There are several ways to get around this; a fairly elaborate solution is described in Declaring and Checking Non-null Types in an Object-Oriented Language, but there are other approaches that I'm too jet lagged to go into right now.

I thought I'd heard that it was a big no-no

to call overloaded methods in constructors, which would maybe avoid what you mention?

Good point.

Not sure about Java, but I do know that C++ avoids this particular issue by never doing dynamic dispatch for methods called in constructors. Thus, constructing a C would cause A::m() to be called and not C::m().

3 stage construction

I solved this problem in Virgil by having a 3-stage constructor model, where fields declared in the current class (either the immutable or mutable variety) that have the same name as a parameter to the constructor are implicitly assigned the value of the constructor parameter of the same name before the the super constructor is called. The super constructor then does the same: initializing any of its fields that are declared in this way with values passed from the subclass's super() constructor call. When the root class is reached, it can then execute its constructor body, which might perform virtual dispatches and/or leak the "this" object, which is considered to be OK because the implicitly initialized fields are already initialized. Then the super class constructor returns to the subclass, which returns to its subclass, etc.

An example:

class A {
    new() { }
}

class B extends A {
    field f: int; // implicitly initialized by constructor
    new(f) { }
}

class C extends B {
    field g: bool; // implicitly initialized by constructor
    new(g) : super(0) { }
}

There is a slight restriction on the expressions appearing in a super() constructor call: they cannot reference the "this" parameter, so code here cannot access any instance members. But code here can be constants, expressions, uses of the incoming parameters, calls to external globals, etc. But disallowing the use of "this" in the super code makes sure that it cannot leak until the first line of code in the root class's constructor begins executing, at which all implicitly initialized fields are guaranteed to be initialized.

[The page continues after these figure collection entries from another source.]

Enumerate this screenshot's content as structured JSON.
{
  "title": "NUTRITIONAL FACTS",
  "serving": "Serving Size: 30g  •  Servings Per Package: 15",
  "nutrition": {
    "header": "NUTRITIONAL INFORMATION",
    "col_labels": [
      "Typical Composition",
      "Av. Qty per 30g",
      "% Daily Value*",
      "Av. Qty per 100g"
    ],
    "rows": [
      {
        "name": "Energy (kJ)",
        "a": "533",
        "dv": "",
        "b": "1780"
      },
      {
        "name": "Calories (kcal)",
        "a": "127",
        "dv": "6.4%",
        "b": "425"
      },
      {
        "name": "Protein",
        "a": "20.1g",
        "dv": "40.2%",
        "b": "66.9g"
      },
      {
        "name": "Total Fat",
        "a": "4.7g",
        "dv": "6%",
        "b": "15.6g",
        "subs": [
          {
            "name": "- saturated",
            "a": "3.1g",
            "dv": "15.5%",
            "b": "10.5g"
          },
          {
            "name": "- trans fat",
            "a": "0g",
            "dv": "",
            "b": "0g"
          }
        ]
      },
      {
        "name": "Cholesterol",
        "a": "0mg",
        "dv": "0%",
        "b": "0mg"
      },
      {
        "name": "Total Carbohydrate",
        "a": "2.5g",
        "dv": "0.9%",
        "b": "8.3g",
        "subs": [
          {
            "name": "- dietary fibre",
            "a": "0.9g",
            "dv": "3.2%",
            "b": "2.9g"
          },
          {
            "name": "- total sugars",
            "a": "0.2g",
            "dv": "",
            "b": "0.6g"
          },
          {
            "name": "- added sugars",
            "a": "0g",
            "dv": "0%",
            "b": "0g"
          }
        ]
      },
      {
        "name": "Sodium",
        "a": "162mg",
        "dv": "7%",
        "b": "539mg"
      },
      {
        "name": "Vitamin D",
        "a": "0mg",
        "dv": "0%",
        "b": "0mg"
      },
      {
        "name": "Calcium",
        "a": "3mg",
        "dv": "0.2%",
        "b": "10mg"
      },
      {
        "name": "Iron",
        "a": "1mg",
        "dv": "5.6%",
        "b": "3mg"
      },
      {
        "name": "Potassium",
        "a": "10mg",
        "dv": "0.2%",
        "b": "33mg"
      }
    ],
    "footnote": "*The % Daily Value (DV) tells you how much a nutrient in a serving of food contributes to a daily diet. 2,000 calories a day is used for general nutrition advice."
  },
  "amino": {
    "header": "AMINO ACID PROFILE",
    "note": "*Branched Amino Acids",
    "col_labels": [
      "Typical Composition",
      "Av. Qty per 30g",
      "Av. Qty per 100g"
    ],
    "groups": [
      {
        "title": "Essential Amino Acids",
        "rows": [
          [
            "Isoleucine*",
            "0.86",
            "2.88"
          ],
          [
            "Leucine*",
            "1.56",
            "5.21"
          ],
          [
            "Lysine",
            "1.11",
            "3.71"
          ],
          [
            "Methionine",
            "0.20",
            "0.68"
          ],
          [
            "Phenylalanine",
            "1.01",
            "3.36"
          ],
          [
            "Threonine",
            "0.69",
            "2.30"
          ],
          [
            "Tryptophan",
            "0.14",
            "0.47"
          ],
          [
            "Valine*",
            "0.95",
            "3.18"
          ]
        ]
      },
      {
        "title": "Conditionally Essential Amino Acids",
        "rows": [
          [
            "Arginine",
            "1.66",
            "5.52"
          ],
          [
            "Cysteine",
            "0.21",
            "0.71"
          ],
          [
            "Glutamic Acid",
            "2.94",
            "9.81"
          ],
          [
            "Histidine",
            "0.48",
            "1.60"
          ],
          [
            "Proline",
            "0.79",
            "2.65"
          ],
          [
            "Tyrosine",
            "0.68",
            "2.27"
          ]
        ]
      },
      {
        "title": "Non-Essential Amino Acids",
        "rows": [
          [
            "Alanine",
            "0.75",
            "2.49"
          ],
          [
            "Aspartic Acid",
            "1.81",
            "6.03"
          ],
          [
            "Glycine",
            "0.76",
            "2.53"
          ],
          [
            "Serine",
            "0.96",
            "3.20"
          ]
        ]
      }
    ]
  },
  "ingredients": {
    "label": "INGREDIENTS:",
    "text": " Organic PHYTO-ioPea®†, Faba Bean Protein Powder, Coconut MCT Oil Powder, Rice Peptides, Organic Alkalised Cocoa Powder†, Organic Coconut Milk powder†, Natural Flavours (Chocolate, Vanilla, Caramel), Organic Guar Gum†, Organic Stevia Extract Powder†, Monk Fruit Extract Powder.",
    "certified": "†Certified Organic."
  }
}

Thus even if the root class calls a virtual method on "this", the receiver method will at least be guaranteed that any implicitly initialized fields it uses will have been initialized.

Virgil doesn't currently have non-null types, but if they were to be added, the simple restriction that any field of non-null type be implicitly initialized would solve the problem.

BTW, this also has the nice side effect of reducing the amount of code you have to write to initialize fields, since they can simply be declared as parameters to the constructor (and the type of that constructor parameter is inferred to be the type of the field of the matching name). So completely immutable objects have trivial constructors that simply declare their fields to be parameters to the constructor (and then BOOM, as Steve Jobs would say).

class List<T> {
    value item: T;        // a value is an immutable field
    value tail: List<T>;
    new(item, tail) { }   // trivial constructor
}

Cyclone

Cyclone offer non-null pointers. It is an attempt at a safe dialect of C.